New Apartment Constructions are Popping Up All Over Los Angeles but the Average Angeleno Isn't Able to Afford it

New Apartment Constructions are Popping Up All Over Los Angeles but the Average Angeleno Isn’t Able to Afford it

New Apartment Constructions are Popping Up All Over Los Angeles but the Average Angeleno Isn’t Able to Afford it - Local Records Office

According to a new report from Apartment list, with Los Angeles being the sixth most

unaffordable large metropolitan areas for renters in the U.S, other cities, such as New York and San Francisco have slightly better wages to keep up the pace of the pricier rents.

And while others argue, that downtown Los Angeles has to build to keep up with population and the people who move here because of the beautiful weather, the lifestyle and the opportunity, and that times have changed because more people today are renting over homeownership.

Fewer people are choosing to become homeowners and becoming renters in Los Angeles

Renters prefer the location of where they are living where it offers more amenities, with the closeness to grocery shopping, schools, and parks.

“It would appear from our new survey that renters today feel better about saving their finances, like where they are living, and view renting favorably,” says David Brickman, an executive vice president of the Freddie Mac Multifamily.

As raising rentals sets back homeownership, rental owners in Los Angeles are raking in the big bucks

And with the down payment for a house being out of reach for many renters, you get the impression that the “rising rents are also a factor –it’s extremely difficult to save you’re paying record-high rents,” says Zillow Chief Economist Dr.
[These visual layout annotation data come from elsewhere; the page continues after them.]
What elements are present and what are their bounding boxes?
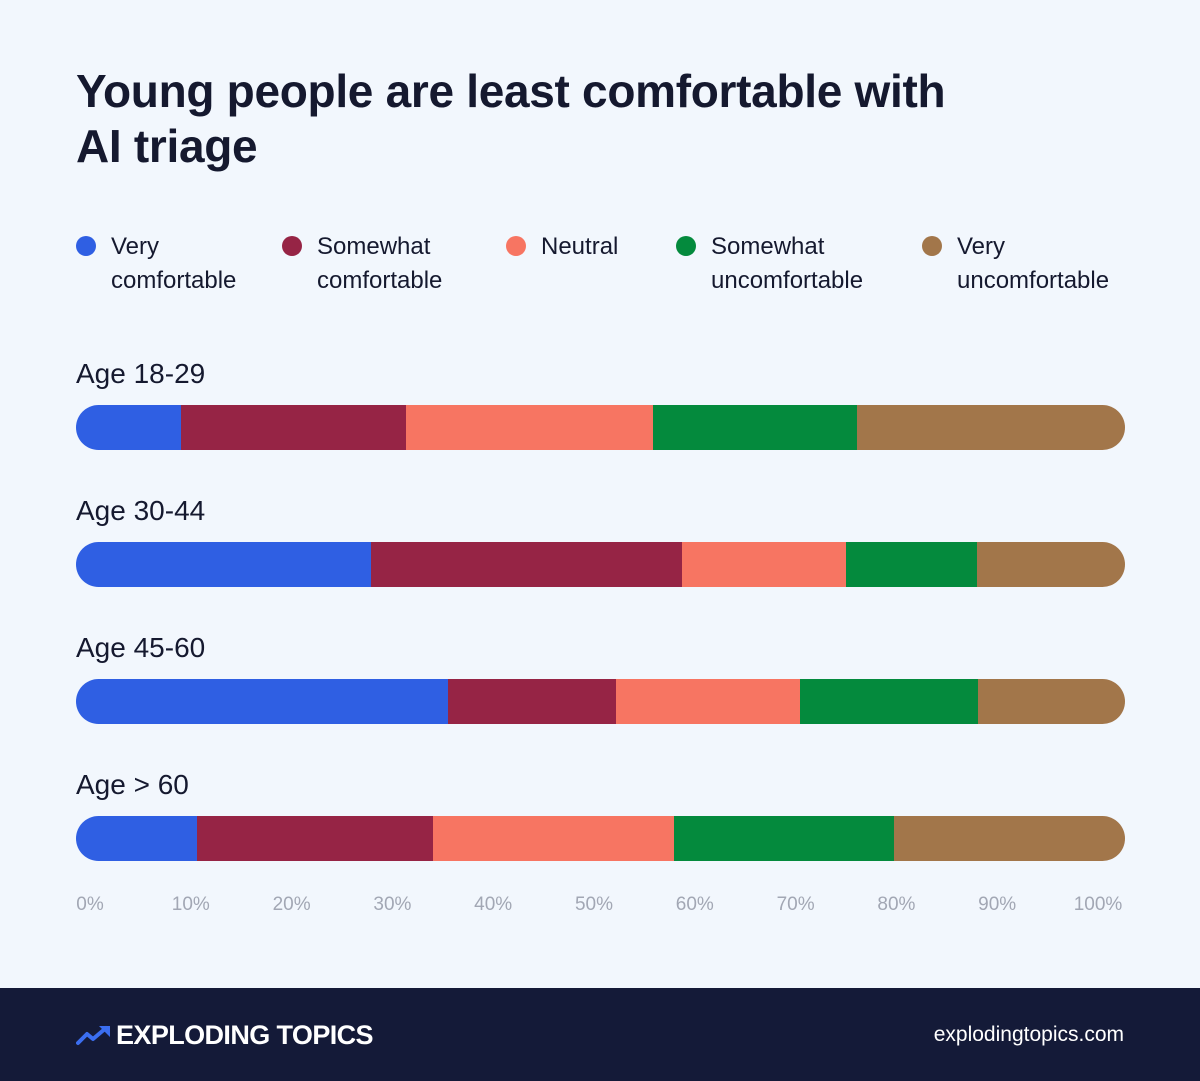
legend-label-somewhat-comfortable: Somewhat comfortable [317,233,443,294]
bar-segment-very-uncomfortable [978,679,1125,724]
x-tick-label: 90% [978,894,1017,915]
bar-row-18-29 [76,405,1125,450]
bar-row-45-60 [76,679,1125,724]
category-label-over-60: Age > 60 [76,769,189,800]
brand-name: EXPLODING TOPICS [116,1020,374,1050]
bar-segment-neutral [432,816,674,861]
bar-segment-neutral [406,405,653,450]
bar-segment-very-comfortable [76,816,197,861]
bar-segment-very-comfortable [76,679,449,724]
category-label-45-60: Age 45-60 [76,632,206,663]
bar-segment-somewhat-comfortable [448,679,617,724]
x-tick-label: 40% [474,894,513,915]
website-link[interactable]: explodingtopics.com [933,1023,1124,1046]
bar-segment-somewhat-comfortable [180,405,407,450]
chart-title: Young people are least comfortable with … [76,65,946,172]
category-label-18-29: Age 18-29 [76,358,206,389]
legend-label-very-uncomfortable: Very uncomfortable [957,233,1110,294]
bar-segment-somewhat-uncomfortable [673,816,895,861]
bar-segment-very-uncomfortable [977,542,1125,587]
bar-segment-very-uncomfortable [857,405,1125,450]
x-axis: 0% 10% 20% 30% 40% 50% 60% 70% 80% 90% 100% [0,892,1200,922]
bar-segment-very-comfortable [76,542,372,587]
legend-dot-somewhat-uncomfortable [676,236,696,256]
bar-segment-somewhat-comfortable [371,542,683,587]
x-tick-label: 60% [675,894,714,915]
bar-segment-somewhat-uncomfortable [799,679,979,724]
legend-dot-very-uncomfortable [922,236,942,256]
legend-label-somewhat-uncomfortable: Somewhat uncomfortable [711,233,864,294]
legend-dot-somewhat-comfortable [282,236,302,256]
bar-segment-somewhat-uncomfortable [652,405,858,450]
x-tick-label: 100% [1073,894,1123,915]
bar-segment-somewhat-uncomfortable [845,542,978,587]
bar-segment-neutral [682,542,846,587]
bar-segment-somewhat-comfortable [196,816,433,861]
category-label-30-44: Age 30-44 [76,495,206,526]
bar-row-30-44 [76,542,1125,587]
bar-segment-neutral [616,679,800,724]
x-tick-label: 50% [574,894,614,915]
x-tick-label: 80% [877,894,916,915]
legend-dot-very-comfortable [76,236,96,256]
legend-dot-neutral [506,236,526,256]
legend-label-very-comfortable: Very comfortable [111,233,237,294]
legend-label-neutral: Neutral [541,233,619,260]
x-tick-label: 70% [776,894,815,915]
footer-bar: EXPLODING TOPICS explodingtopics.com [0,988,1200,1081]
brand-logo[interactable]: EXPLODING TOPICS [76,1018,374,1052]
bar-segment-very-uncomfortable [894,816,1125,861]
x-tick-label: 10% [171,894,210,915]
x-tick-label: 0% [76,894,104,915]
bar-row-over-60 [76,816,1125,861]
x-tick-label: 20% [272,894,311,915]
bar-segment-very-comfortable [76,405,181,450]
trending-arrow-icon [76,1026,110,1045]
x-tick-label: 30% [373,894,412,915]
Svenja Gudell. “For those trying to save for a down payment, it’s important to set realistic goals and realize it may take a few years.”

A recent study from the University of Southern California Lusk Center for Real Estate and Beacon Economics predicts Los Angeles rents will raise an average of $136 per month over the next two years.
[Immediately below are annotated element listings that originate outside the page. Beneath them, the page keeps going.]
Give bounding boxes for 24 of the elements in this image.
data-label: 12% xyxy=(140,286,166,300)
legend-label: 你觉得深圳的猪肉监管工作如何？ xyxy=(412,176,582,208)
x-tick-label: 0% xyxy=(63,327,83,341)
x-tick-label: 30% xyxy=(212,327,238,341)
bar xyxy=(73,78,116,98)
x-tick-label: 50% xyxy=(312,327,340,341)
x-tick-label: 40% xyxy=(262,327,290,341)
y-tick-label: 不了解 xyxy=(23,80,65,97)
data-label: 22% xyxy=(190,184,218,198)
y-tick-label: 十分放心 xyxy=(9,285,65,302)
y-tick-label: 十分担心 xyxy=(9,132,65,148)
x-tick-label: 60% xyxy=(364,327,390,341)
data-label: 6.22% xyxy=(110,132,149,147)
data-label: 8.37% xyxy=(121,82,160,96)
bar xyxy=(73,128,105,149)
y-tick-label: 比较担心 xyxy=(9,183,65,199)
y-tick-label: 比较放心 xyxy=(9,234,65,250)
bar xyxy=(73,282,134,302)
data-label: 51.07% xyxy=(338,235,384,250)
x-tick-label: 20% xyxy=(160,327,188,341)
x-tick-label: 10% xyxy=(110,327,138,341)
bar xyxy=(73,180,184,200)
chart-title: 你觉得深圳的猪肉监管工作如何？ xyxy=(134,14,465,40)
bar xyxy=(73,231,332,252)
Los Angeles’s recent hikes projected in the report as worrisome in the light of L.A.’s surging rates of homelessness

A recent analysis by Zillow found that a 5% swell in rental prices could force close to 2,000 Angelenos out of their homes.

With downtown Los Angeles’s construction hitting a growth spurt, housing experts agree that a gap still exists between people who can afford to live in new apartment complexes, which experts say targets the top 10% or so of the renter base in L.A. and those who actually want to settle in Downtown L.A.

Making the controversy that Los Angeles overbuilding pushing residents out true, but with plans of bringing in the top 10% by 2040

A recent press release on hud.gov reveals the building construction statistics of January’s rate increased at above 1.2% since last December and 1.9% above January of 2017. And with Los Angeles.’s vacancy rates at pressing rates of its highest level in two decades, it makes you question whether building owners are overbuilding, expresses the Local Records Office.

“The stuff that’s being built right now is really targeting the very top of the renter’s pool,” the CoStar senior market analyst, Steve Basham explained to KPCC. “The majority of the renters in Los Angeles are not going to be able to afford that.”

And meanwhile, building owners are offering free incentives to lure renters in, from six months of free rent to one-year free parking, with the median price of a one-bedroom around $2,500 per month, according to the rental site Zumper.

And with the vacancy rates so high, Thelmy Perez, part of the group Los Angeles Community Action Network, has recently spoken out against a luxury apartment building at Seventh Street and Maple.

Yet Andrew Woo the director of data science at housing-listing company Apartment list claims, the “very low vacancy rates in the rest of Los Angeles County suggest that there’s still an undersupply of housing, especially at lower price points.”

Larger employers plans in having diverse housing options, a ‘live-work-play type of environment’

In other words, it is likely Los Angeles will continue to be built by national developers. While companies and firms are looking to move to Downtown, the larger employers want to attract workers with diverse housing options, by selling a live-work-play environment, says Durnin of CBRE’s.

Durnin explains, the bigger problem remains with a lack of the number of spaces for certain large retailers in the Downtown core, there are a number of retailers waiting for buildings to open with new retail space that does not require complicated rehabbing.

And despite the high vacancy, downtown Los Angeles still suffers from a severe shortage of workforce, from teachers to service workers and low-income housing. Though research suggests that future, ongoing new projects will be important to support the greater middle-class contingent of renters than what exists today.